Thanks to all for your kind and generous comments and your request for “more of the same”. If you want to stray a little off topic I do have a blog which addresses timely topics in the news pertaining to geology. I don’t want to post the link here without permission from Anthony and the moderators, as it would be a shameless plug to drag the audience from here.
Back on track, however, I have been considering a more concentrated blog about the reckless waste inflicted by EPA on the American taxpayer and consumer since the enactment of CERCLA in 1980. It would be an insider’s perspective with ample examples (intentional word play there). I have refrained until now because until this past January, I was still representing clients in that regulatory arena and couldn’t risk it. Now however, I am one of those lying, untrustworthy, evil, polluting, “frackers”.(Those who know my comments also know how hard it is for me to write it that way).

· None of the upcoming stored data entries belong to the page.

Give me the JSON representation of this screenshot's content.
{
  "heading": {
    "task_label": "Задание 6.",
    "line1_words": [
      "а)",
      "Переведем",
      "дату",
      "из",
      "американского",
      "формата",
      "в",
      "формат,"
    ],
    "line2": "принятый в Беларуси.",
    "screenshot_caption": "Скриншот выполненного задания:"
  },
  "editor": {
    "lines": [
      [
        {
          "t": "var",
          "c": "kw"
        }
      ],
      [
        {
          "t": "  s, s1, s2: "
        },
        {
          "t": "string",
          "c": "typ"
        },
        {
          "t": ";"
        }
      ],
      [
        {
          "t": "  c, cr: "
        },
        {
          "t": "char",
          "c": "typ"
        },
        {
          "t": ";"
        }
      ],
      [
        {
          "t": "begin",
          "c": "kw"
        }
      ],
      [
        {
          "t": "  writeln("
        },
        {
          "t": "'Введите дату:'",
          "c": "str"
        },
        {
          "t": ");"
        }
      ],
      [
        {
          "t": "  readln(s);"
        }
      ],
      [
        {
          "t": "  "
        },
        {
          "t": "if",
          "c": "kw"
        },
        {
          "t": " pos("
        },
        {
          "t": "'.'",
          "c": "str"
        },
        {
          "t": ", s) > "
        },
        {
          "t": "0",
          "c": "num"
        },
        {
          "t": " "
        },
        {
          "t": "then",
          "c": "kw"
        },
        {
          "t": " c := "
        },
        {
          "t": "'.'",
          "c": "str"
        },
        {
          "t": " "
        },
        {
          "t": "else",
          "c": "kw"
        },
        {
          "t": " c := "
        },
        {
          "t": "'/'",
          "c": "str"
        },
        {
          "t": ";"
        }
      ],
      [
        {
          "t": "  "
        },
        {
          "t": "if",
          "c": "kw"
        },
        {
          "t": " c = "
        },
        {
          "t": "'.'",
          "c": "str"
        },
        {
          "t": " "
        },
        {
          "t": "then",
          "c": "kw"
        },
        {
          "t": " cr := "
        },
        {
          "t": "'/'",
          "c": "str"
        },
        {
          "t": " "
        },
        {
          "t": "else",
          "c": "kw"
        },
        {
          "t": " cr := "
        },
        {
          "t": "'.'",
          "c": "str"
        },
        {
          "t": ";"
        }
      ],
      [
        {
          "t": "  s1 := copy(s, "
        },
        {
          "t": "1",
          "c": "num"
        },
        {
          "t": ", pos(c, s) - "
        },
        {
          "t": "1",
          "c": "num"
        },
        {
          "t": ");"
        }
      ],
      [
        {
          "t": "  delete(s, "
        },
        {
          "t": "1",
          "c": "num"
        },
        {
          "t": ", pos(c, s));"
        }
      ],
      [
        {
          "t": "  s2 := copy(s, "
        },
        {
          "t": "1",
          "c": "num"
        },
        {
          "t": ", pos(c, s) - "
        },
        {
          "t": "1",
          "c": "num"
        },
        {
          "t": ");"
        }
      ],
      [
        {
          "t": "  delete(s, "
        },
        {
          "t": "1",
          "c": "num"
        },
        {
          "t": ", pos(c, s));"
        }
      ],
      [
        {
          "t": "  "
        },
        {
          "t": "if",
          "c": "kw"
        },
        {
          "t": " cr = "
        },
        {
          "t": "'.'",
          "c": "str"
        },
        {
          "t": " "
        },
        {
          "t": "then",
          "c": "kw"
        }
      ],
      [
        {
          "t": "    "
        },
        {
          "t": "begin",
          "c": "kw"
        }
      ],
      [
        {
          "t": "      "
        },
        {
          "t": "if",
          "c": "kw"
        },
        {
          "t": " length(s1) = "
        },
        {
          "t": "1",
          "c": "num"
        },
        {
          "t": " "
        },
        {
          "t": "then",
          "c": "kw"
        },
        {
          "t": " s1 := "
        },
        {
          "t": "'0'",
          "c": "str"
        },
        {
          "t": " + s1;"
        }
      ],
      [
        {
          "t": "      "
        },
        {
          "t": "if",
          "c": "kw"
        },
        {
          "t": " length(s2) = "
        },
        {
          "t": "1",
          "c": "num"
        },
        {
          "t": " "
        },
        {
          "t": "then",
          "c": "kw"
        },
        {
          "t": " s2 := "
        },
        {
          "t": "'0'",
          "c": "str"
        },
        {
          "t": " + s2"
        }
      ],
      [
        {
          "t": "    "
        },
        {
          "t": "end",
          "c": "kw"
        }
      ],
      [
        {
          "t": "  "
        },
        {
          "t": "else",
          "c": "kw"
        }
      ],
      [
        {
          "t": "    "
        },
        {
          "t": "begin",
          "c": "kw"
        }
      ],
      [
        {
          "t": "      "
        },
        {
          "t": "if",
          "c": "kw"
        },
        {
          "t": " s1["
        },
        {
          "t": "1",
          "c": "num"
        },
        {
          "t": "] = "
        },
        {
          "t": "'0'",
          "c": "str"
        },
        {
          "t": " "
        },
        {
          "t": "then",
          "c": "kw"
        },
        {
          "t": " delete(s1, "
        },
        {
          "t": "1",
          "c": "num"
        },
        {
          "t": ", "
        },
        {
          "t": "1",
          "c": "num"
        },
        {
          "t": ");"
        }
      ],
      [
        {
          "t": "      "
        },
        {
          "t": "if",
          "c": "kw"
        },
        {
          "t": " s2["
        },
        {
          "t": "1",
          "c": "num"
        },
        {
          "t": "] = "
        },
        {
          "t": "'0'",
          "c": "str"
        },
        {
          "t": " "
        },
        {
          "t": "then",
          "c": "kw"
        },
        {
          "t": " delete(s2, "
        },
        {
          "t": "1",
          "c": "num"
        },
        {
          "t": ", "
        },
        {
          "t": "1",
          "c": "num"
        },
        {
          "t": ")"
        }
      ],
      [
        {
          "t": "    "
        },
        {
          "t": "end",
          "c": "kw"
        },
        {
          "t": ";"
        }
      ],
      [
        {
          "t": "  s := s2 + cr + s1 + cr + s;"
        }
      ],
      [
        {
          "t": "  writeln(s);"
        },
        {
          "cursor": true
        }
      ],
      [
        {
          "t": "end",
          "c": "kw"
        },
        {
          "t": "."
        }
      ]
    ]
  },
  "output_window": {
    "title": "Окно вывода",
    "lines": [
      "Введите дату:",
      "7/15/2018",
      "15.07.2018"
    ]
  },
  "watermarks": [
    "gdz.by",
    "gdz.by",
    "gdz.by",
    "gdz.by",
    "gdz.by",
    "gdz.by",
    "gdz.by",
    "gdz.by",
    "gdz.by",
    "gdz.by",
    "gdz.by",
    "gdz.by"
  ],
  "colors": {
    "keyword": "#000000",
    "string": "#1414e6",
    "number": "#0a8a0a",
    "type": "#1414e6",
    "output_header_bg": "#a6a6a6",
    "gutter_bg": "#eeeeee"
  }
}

Now that I don’t deal with CERCLA any longer, and before I lose my insider’s edge I might begin that blog now.
Cheerio.
Tom
I find it strange that within the study of and use of statistics, for the purpose of analyzing a dataset, that we do not have an agreed methodology.
Not being versed in stats, I can not comment well, however, there are many parallels with other professions which I do work within: software and hardware design.
In both of these skill areas, a number of competed paradigms can be used, some favorites become displaced by ‘new kids on the block’ for clear and understandable reasons, they do a better job at achieving your intended outcome.
By now I would have expected, perhaps half a dozen or so, methods or techniques would be vying to be ‘the best’ way to analyse time series datasets.
However, we have endless, heated debate, not about which method, but how to implement a method for what is ‘standard data’.
Is it not possible to expect a few good statisticians to get together and hammer out a few strong methods that people could agree on because they will be able to ‘see’ the value of each method?
Or am I misunderstanding the maturity level of applied statistics today?
As an ex software engineer/hardware designer I would like to be able to find the most appropriate method to use to find a trend in time series data.
It is disconcerting that I can not.
TonG(ologist) says: October 3, 2013 at 8:32 pm
Back on track, however, I have been considering a more concentrated blog about the reckless waste inflicted by EPA on the American taxpayer and consumer since the enactment of CERCLA in 1980. …… Now that I don’t deal with CERCLA any longer, and before I lose my insider’s edge I might begin that blog now.
Anything which brings a public focus onto the regulatory monster that the EPA has become would be a wonderful thing.